O alienista, sabendo da extraordinária inconsistência das opiniões desse vereador, entendeu que era um caso patológico, e pediu-o. A mesma coisa aconteceu com o boticário. O alienista, desde que lhe falaram da momentânea cooperação de Crispim Soares à rebelião dos Canjicas, comparou-a à aprovação que sempre recebera dele, aina na véspera, e mandou captura-lo.
Crispim não negou o fato, mas explicou-o dizendo que cedeu a um movimento de terror, ao ver a rebelião triunfante, e deu como prova a ausência de um outro ato seu, acrescentando que voltara logo à cama, doente.
Simão não o contrariou; disse, porém, aos presentes que o terror também é pai da loucura, e que o caso de Crispim lhe parecia do mais caracterizado.
Mas a prova da influência de Simão foi a rapidez com que a câmara lhe entregou o próprio presidente. Este digno de magistrado tinha declarado em plena sessão, que não se contentava, para levá-lo da afronta dos Canjicas. palavra que chegou aos ouvidos de Bacamarte pela boca do secretário da câmara, entusiasmado de tamanha energia.

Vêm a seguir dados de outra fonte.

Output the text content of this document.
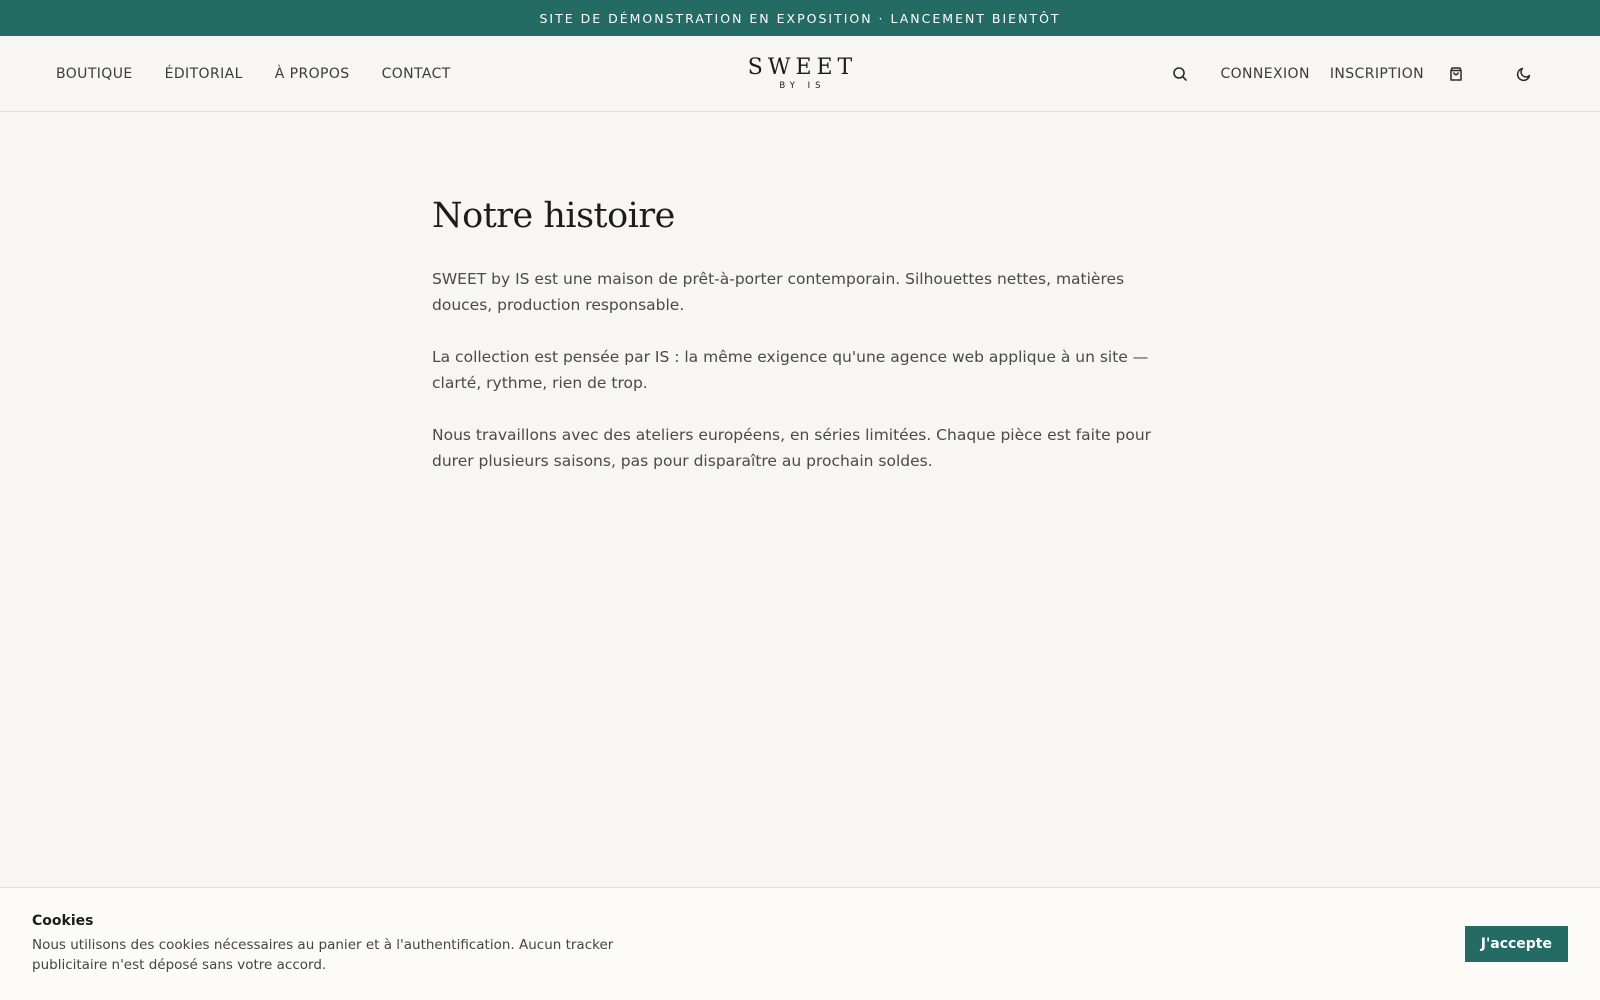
SITE DE DÉMONSTRATION EN EXPOSITION · LANCEMENT BIENTÔT
BOUTIQUE ÉDITORIAL À PROPOS CONTACT	SWEET
BY IS
CONNEXION INSCRIPTION
Notre histoire

SWEET by IS est une maison de prêt-à-porter contemporain. Silhouettes nettes, matières douces, production responsable.

La collection est pensée par IS : la même exigence qu'une agence web applique à un site — clarté, rythme, rien de trop.

Nous travaillons avec des ateliers européens, en séries limitées. Chaque pièce est faite pour durer plusieurs saisons, pas pour disparaître au prochain soldes.

Cookies
Nous utilisons des cookies nécessaires au panier et à l'authentification. Aucun tracker publicitaire n'est déposé sans votre accord.
J'accepte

Simão meteu o secretário na Casa Verde,e foi dali à câmara, à qual declarou que o presidente estava parecendo da "demência dos touros", um gênero que ele pretendia estudar, com grande vantagem para os povos. A câmara a princípio exitou, mas acabou cedendo.
Daí em frente foi uma coleta desenfreada. Ninguém podia sequer contar ou manter uma mentirinha, nem daquelas que ajudam o inventou ou divulgador, que não fosse logo metido na Casa Verde.
Tudo era loucura. Os criadores de enigmas, os fabricantes de charadas, de anagramas, os maldizentes, os curiosos da vida alheia, ninguém escapava aos emissários do alienista.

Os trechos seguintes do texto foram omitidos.